No modelo brasileiro atual, cada regulador cuida dos aspectos prudencial e de conduta de seus respectivos ramos de atuação — a CVM, no mercado de valores mobiliários; o Bacen, no sistema financeiro; a Susep, em seguros; e a SPC, em fundos de pensão. Apesar de reconhecer a atuação de supervisão majoritariamente de condutas da CVM, o diretor da autarquia Marcos Barbosa Pinto pondera que as abordagens prudenciais da agência têm sido efetivas. Exemplo disso são as regras aplicáveis aos fundos de investimento para mitigar riscos, como as que definem limites para os ativos em carteira. “A criação de normas claras e efetivas é uma das maiores expressões da boa abordagem prudencial”, conta Barbosa Pinto. “Aqui, dificilmente um escândalo como o do Madoff teria ocorrido.”

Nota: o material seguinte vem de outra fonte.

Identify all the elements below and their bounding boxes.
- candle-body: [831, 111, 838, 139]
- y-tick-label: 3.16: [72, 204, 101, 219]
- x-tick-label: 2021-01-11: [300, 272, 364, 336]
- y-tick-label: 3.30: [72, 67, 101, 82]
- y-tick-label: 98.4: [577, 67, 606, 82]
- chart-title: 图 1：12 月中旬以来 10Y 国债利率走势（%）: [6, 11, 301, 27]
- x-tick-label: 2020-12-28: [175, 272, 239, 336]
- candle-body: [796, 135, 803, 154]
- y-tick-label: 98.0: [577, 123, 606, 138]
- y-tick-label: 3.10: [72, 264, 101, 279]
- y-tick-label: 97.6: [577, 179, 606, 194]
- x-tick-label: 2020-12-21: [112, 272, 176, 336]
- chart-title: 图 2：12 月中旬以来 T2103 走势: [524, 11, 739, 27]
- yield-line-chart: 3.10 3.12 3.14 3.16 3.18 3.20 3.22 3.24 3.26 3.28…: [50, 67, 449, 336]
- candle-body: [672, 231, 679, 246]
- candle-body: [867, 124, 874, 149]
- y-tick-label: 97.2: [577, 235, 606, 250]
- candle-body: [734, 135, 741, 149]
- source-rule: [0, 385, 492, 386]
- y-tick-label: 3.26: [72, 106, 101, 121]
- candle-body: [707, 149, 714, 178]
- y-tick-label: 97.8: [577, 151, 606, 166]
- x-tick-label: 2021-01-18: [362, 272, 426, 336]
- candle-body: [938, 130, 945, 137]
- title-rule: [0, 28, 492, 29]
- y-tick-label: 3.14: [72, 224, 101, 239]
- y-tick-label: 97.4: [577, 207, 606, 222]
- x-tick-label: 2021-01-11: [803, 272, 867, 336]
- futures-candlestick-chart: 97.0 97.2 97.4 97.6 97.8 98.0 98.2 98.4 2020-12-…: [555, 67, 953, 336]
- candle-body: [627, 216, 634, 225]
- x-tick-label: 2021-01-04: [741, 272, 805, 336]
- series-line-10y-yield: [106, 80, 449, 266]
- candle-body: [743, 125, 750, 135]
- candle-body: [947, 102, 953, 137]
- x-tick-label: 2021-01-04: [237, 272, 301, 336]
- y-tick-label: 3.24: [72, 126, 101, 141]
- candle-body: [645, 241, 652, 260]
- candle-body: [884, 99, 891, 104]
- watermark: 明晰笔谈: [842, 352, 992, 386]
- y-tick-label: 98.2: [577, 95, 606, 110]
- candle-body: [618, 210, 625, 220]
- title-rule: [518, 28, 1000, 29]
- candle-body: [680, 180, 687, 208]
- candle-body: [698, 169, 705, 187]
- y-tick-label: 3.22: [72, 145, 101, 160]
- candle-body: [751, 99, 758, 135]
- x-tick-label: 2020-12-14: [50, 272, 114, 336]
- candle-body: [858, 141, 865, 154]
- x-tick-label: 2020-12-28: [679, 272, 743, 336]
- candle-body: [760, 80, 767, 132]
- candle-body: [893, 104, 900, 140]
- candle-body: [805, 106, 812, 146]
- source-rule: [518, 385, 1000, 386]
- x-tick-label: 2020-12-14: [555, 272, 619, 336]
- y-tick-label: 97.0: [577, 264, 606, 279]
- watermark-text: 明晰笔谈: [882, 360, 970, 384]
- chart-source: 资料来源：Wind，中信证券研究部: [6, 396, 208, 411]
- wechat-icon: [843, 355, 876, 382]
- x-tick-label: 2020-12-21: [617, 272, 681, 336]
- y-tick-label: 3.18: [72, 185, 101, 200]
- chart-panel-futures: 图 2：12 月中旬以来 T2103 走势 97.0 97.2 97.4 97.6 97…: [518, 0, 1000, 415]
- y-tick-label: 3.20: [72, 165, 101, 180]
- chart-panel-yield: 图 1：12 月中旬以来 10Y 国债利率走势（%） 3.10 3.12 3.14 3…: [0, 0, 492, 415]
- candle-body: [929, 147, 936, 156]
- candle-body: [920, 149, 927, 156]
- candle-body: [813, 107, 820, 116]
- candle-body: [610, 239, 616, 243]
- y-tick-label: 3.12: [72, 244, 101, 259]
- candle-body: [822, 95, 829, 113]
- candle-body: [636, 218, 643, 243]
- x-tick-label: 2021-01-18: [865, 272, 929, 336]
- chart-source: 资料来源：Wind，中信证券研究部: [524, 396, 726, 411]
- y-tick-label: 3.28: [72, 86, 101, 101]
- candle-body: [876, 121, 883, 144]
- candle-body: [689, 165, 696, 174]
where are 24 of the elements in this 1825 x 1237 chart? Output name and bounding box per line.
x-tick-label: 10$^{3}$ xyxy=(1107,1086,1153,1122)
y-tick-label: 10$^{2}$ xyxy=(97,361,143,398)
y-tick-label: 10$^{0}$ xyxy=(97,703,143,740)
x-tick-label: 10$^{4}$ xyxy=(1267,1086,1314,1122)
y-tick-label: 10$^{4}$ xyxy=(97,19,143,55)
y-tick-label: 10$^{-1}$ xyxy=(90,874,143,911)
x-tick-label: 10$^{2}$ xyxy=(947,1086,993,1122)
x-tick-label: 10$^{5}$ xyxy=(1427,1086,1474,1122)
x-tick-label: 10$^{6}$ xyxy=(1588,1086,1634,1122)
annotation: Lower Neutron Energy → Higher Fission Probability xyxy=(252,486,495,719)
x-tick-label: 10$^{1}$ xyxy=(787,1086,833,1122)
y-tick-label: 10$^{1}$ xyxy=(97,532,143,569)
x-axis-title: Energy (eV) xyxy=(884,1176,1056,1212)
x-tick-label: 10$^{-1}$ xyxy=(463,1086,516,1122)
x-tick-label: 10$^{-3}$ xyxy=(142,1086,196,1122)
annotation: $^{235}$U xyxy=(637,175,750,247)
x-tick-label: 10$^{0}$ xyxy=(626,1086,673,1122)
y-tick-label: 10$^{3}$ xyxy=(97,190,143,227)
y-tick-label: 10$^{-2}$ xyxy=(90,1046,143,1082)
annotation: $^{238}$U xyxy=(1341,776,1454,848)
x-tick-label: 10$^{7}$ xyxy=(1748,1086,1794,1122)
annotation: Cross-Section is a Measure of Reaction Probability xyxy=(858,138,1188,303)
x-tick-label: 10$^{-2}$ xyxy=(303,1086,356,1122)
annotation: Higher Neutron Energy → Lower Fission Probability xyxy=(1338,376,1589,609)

Fora a discussão da utilidade ou não do twin peaks para a realidade brasileira, Otavio Yazbek, também diretor da CVM, sustenta que, em teoria, o modelo já existe no País. Ele argumenta que o convênio entre o Bacen e a CVM firmado em 2002 deu contornos de twin peaks ao corpo regulatório brasileiro. No acordo, o Bacen assumiu a roupagem de regulador prudencial, com o comprometimento de se manifestar previamente a respeito de normas prudenciais da autarquia — relacionadas a mercados de derivativos, bolsas, fundos de aplicação em cotas de fundos de investimento e fundos de investimento no exterior. Yazbek defende que o sistema só precisa ser formalizado. “Como o nosso twin peaks não está 100% declarado, ele também não é 100% eficiente.”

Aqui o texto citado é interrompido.